Siiri Fagerlund – the outsider who dares to ask difficult questions

2–4 minutes

read

When Siiri Fagerlund was a teenager, she walked away from competitive swimming. Partly, it was a question of priorities. School mattered to her, and balancing elite sport with everything else became increasingly difficult. But there was another reason too: the sporting environment no longer felt right. 

“I needed more support and more understanding,” she recalls. Years later, sport would draw her back. This time not as an athlete, but as a leader. 

Today, Siiri is the Executive Director of Helsingin Luistelijat, Finland’s largest figure skating club. Before entering the world of sports management, she spent eight years building a career in communications. 

Her return to sport began after moving to a new city and joining a local masters swimming group. There, she experienced something very different from her teenage years: a supportive coach, a strong sense of belonging and a community that quickly became part of her everyday life. 

“That kind of kick-started me getting more and more involved in swimming again,” says Siiri. What started as a hobby soon led to coaching, volunteer leadership roles and eventually a career change. 

An outsider’s perspective 

Today, creating better environment for athletes is at the heart of her work. “I want sport to become more athlete focused.” For Siiri, that means giving young athletes time to develop, protecting the enjoyment of sport and helping coaches better understand the needs of young people. 

Her own experiences continue to shape that mission. In both swimming and figure skating, she has seen the pressures that can lead to burnout, injuries and athletes leaving sport too early. 

“I came into figure skating from the outside, and because of that people listen. I am allowed to ask difficult questions,” she says. Being an outsider has given her a perspective that insiders sometimes lack. Rather than accepting established practices simply because they have always existed, she is willing to challenge assumptions and ask whether they truly serve athletes. 

The same willingness to question norms has shaped her experience as a leader. Working in both the corporate and sports worlds, she has encountered expectations about how women should behave: be capable, but not too visible; ambitious, but not too outspoken

One comment, intended as a compliment, has stayed with her. “You’ve got some balls,” someone once told her. The remark was meant to acknowledge her decisiveness, resilience and willingness to take responsibility. Yet for Siiri, it also revealed how deeply leadership qualities are still associated with masculinity.  
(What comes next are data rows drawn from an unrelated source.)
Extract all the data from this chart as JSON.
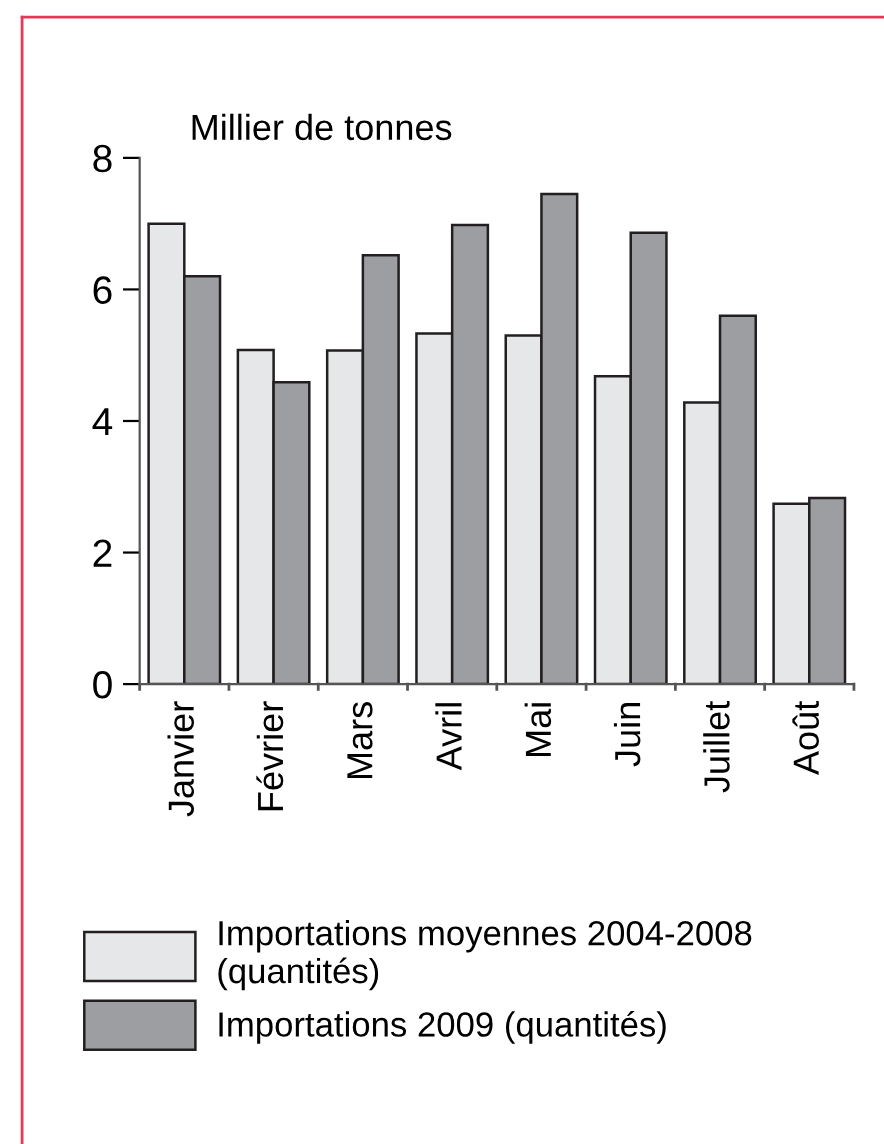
{
  "chart_data": {
    "type": "bar",
    "ylabel": "Millier de tonnes",
    "categories": [
      "Janvier",
      "Février",
      "Mars",
      "Avril",
      "Mai",
      "Juin",
      "Juillet",
      "Août"
    ],
    "series": [
      {
        "name": "Importations moyennes 2004-2008\n(quantités)",
        "color": "#e6e7e9",
        "values": [
          7.0,
          5.08,
          5.07,
          5.33,
          5.3,
          4.68,
          4.28,
          2.74
        ]
      },
      {
        "name": "Importations 2009 (quantités)",
        "color": "#9d9ea2",
        "values": [
          6.2,
          4.59,
          6.52,
          6.98,
          7.45,
          6.86,
          5.6,
          2.83
        ]
      }
    ],
    "ylim": [
      0,
      8
    ],
    "yticks": [
      0,
      2,
      4,
      6,
      8
    ],
    "grid": false,
    "legend": "bottom"
  }
}
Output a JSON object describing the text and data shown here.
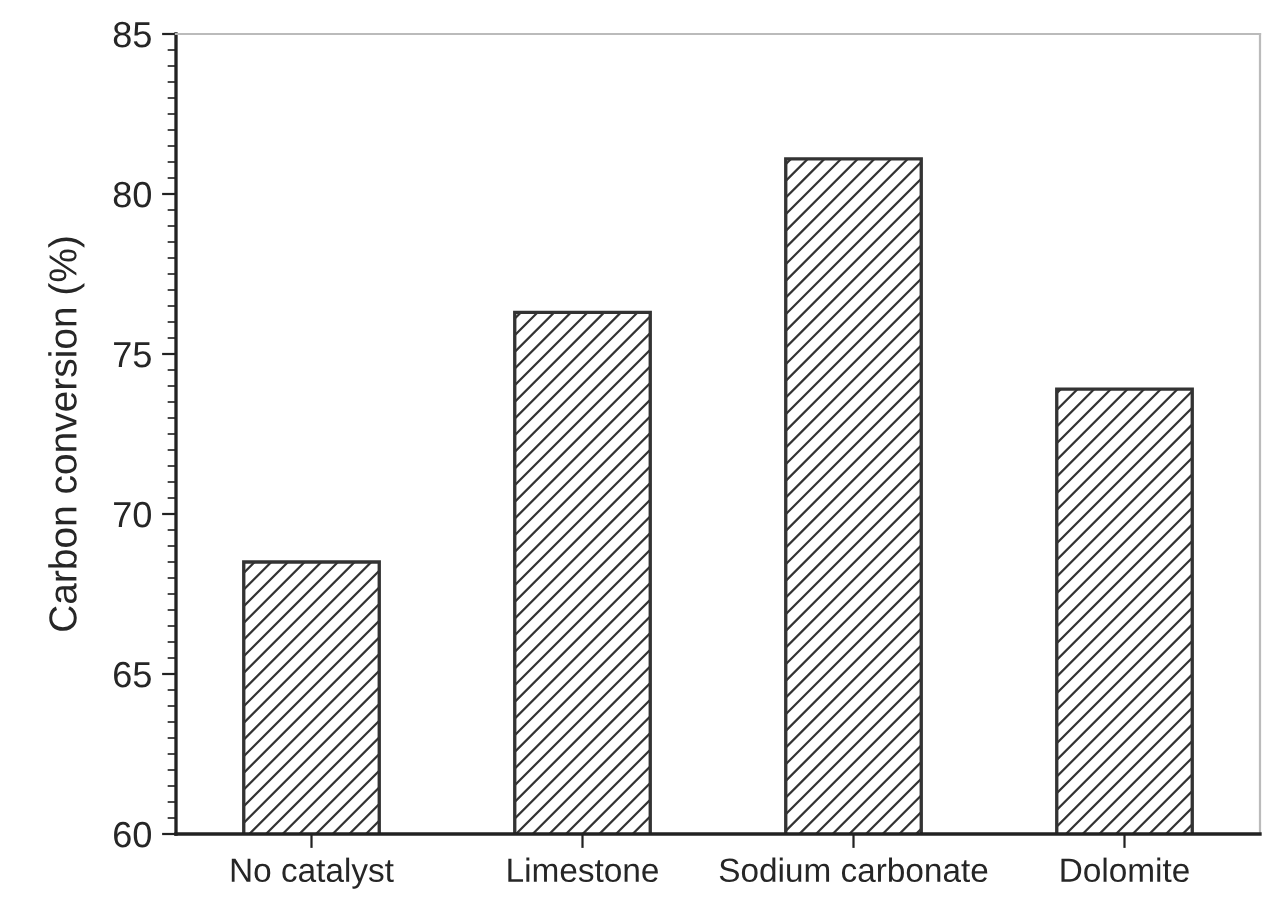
{
  "chart_data": {
    "type": "bar",
    "ylabel": "Carbon conversion (%)",
    "categories": [
      "No catalyst",
      "Limestone",
      "Sodium carbonate",
      "Dolomite"
    ],
    "values": [
      68.5,
      76.3,
      81.1,
      73.9
    ],
    "color": "#333333",
    "ylim": [
      60,
      85
    ],
    "yticks": [
      60,
      65,
      70,
      75,
      80,
      85
    ],
    "grid": false
  }
}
“I understood what they meant,” she says. “But I’d rather we simply recognised those qualities for what they are: leadership.” 

For her, effective leadership is not about gender. It is about having the courage to make decisions, ask difficult questions and stand by your values. Those qualities belong to good leaders, regardless of whether they are women or men. 

Building a more sustainable sporting culture 

When asked what she hopes for the future of sport, Siiri’s answer returns to the idea that brought her back in the first place: enjoyment, belonging and the freedom to follow different paths.  “Have fun and allow space for different paths.” 

For Siiri, elite sport and lifelong participation are not opposites. They are part of the same ecosystem. “When we nurture passion at every level, we create stronger athletes, more committed coaches and more sustainable communities.” 

It is a philosophy shaped by her own journey: from a young athlete who felt she needed more support to a leader working to ensure that the next generation receives exactly that.